L’intelligenza artificiale, infatti, rappresenta un potente strumento che, se guidato da principi etici solidi e da una progettazione attenta, può migliorare la qualità della vita e risolvere problemi complessi. L’importante è non subire passivamente il progresso, ma diventarne protagonisti consapevoli, costruendo un dialogo tra esperti, istituzioni e cittadini. In questo senso, la percezione divisa che oggi vediamo potrebbe trasformarsi in una forza propulsiva per una società più informata, critica e aperta al futuro. La percezione globale dell’intelligenza artificiale si presenta dunque come un terreno di confronto tra entusiasmo e timore, fra meraviglia e ansia, in un equilibrio fragile ma vivo. La “spaccatura” evidenziata da Risso e dall’indagine Ipsos riflette le difficoltà del nostro tempo e la sfida di interpretare un fenomeno che incide su ogni aspetto della vita sociale, lavorativa e culturale.

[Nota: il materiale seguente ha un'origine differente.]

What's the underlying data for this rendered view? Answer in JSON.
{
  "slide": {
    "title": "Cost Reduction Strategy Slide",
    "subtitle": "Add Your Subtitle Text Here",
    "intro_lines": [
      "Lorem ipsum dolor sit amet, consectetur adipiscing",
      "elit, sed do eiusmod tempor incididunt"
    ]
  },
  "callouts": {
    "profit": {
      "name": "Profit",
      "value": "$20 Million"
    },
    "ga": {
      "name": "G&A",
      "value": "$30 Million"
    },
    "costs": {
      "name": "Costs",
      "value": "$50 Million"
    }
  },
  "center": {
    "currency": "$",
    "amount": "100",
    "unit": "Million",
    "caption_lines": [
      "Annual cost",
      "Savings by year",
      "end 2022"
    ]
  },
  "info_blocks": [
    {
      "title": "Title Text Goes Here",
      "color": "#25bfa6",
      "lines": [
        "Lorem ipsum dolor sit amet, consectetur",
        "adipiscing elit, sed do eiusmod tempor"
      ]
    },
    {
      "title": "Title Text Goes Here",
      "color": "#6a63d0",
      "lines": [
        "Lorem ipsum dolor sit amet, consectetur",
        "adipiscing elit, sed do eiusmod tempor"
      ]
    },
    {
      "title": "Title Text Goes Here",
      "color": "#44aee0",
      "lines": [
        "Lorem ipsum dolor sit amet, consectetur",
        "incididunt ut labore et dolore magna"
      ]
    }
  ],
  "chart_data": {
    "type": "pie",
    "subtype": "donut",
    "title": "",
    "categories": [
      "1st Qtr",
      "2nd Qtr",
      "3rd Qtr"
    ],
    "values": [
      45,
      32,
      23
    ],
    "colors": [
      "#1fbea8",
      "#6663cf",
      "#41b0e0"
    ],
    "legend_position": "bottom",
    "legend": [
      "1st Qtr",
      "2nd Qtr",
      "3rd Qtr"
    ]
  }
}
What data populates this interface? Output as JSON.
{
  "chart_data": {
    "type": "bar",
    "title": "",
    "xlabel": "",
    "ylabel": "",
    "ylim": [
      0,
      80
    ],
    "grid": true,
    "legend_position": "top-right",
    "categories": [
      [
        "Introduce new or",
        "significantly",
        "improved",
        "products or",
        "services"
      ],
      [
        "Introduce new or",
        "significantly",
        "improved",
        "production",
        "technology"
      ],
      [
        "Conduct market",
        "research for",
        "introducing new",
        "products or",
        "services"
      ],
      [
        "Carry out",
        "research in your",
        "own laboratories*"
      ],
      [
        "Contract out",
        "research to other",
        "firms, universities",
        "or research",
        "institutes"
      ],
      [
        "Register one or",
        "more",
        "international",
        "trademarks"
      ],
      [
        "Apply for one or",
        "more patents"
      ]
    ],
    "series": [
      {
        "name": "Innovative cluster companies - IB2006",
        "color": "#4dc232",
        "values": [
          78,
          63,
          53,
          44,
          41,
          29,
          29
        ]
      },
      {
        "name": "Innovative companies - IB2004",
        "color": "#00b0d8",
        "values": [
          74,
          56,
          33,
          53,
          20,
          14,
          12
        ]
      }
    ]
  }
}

Questo “sublime tecnologico” ci invita a riconoscere la grandezza e il potenziale dell’IA senza perdere di vista le sue implicazioni umane, etiche e sociali. Solo così sarà possibile trasformare la paura in motivazione e l’incertezza in opportunità, disegnando un futuro in cui tecnologia e società camminino insieme, informati e preparati ad affrontare gli ostacoli di domani.